Experts say that the steady degradation of the Irrawaddy is a result of poor enforcement of conservation laws and a lack of ecological awareness on the part of local people and officials alike. But it is the government that clearly bears the greatest responsibility. Over the years, it has built numerous bridges across the river without due regard for location and design, while its cronies have undermined the river's watershed with rampant logging and pumped it full of pollutants from their mines and factories. Combined with the impact of global climate change, the sustainability of the river looks more uncertain with each passing year.
But dwarfing all of these concerns is a massive Chinese hydropower project in Kachin State that will construct a number of dams at or near the confluence of the Mali Hka and N’MaiHka rivers, the twin sources of the Irrawaddy. The main one is the 6,000-megawatt Myitsone dam, facilitated by the Burmese government and financed by China’s state-owned China Power Investment Corporation (CPI).
The project will take a huge social and environmental toll on the area, according to an environmental impact assessment obtained by the Thailand-based Burma Rivers Network. “The fragmentation of the Irrawaddy River by a series of dams will [cause] serious social and environmental problems not only upstream of dams but also very far downstream to the coastal area,” concluded the 945-page report, which was fully funded by CPI and conducted by a team of Burmese and Chinese scientists.

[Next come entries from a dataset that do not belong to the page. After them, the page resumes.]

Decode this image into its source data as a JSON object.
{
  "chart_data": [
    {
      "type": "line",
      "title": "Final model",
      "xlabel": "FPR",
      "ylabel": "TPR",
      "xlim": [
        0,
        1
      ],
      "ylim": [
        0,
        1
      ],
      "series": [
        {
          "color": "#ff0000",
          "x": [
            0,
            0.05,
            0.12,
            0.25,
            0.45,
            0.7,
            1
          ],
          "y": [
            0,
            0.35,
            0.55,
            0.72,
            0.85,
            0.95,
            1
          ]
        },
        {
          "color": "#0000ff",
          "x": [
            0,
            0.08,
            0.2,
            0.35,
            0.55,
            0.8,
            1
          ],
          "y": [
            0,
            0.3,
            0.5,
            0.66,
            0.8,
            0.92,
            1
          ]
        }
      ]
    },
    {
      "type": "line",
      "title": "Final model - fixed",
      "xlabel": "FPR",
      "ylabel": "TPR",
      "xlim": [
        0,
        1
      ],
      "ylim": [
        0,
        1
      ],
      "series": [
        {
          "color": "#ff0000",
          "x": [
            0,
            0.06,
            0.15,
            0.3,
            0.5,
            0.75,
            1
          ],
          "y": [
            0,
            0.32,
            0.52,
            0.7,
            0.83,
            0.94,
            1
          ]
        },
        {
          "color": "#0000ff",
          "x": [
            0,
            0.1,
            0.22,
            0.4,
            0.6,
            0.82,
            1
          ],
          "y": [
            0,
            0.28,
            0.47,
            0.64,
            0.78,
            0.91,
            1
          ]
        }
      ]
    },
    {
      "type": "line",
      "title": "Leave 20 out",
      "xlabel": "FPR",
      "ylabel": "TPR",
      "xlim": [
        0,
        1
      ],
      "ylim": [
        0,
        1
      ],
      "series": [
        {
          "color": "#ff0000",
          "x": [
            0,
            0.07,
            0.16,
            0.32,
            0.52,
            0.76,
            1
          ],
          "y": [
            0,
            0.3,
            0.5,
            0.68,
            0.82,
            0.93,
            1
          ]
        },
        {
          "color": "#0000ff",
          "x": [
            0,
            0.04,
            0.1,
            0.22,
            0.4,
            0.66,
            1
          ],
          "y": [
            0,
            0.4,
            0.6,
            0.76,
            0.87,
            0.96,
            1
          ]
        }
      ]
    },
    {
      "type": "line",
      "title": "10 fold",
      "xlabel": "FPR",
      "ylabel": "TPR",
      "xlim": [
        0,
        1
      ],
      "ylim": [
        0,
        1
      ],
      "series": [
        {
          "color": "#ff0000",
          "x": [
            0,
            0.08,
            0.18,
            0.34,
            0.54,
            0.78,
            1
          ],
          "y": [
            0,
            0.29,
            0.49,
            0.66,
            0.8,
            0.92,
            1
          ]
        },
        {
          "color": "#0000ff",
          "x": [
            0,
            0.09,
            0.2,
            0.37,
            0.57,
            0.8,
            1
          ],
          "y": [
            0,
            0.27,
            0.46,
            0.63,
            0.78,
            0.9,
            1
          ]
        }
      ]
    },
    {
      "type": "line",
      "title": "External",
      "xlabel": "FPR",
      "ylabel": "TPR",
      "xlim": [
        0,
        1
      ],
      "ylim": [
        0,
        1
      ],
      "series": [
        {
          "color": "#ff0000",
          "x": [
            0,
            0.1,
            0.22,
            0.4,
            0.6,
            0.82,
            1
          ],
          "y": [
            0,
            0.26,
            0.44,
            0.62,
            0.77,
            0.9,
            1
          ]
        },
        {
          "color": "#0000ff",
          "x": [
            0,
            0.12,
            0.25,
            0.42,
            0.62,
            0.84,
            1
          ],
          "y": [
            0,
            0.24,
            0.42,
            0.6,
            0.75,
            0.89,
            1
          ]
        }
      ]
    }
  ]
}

The study also recommends that a full social impact assessment be conducted along the full length of the river, but so far there are no signs that this will ever happen. Indeed, there has not even been an impact assessment for the 31 villages located in the area that will be flooded as part of the project. According to rights groups, the dam will create a reservoir the size of New York City and displace 10,000 people, submerging historic churches, temples, and cultural heritage sites that are central to ethnic Kachin identity and history.
Further raising the stakes is the fact that the site of the Myitsone dam is less than 100 km from a major fault line, meaning that basin inhabitants could see their homes literally wiped off the face of the earth should an earthquake weaken the dam structure or cause landslides in the reservoir.
Although the dam will generate an estimated $500 million in gross annual revenue for the Burmese government by providing electricity primarily for Chinese consumption, the losses it will entail and the risks it poses warrants a serious reevaluation of whether any of the supposed advantages of the project justify the enormous costs it will impose on Burma's people and environment.
A complete cost-benefit analysis must take numerous factors into consideration. For instance, while some claim that the dam could help to regulate Burma's most important waterway, others say that any diminishing of the Irrawaddy's flow could contribute to the intrusion of salt water into the delta, reducing the amount of arable land in the country's most fertile region.
While Burma's social, economic and environmental challenges remain daunting, it is an encouraging sign that the country’s new president, Thein Sein, recently acknowledged some of these problems for the first time.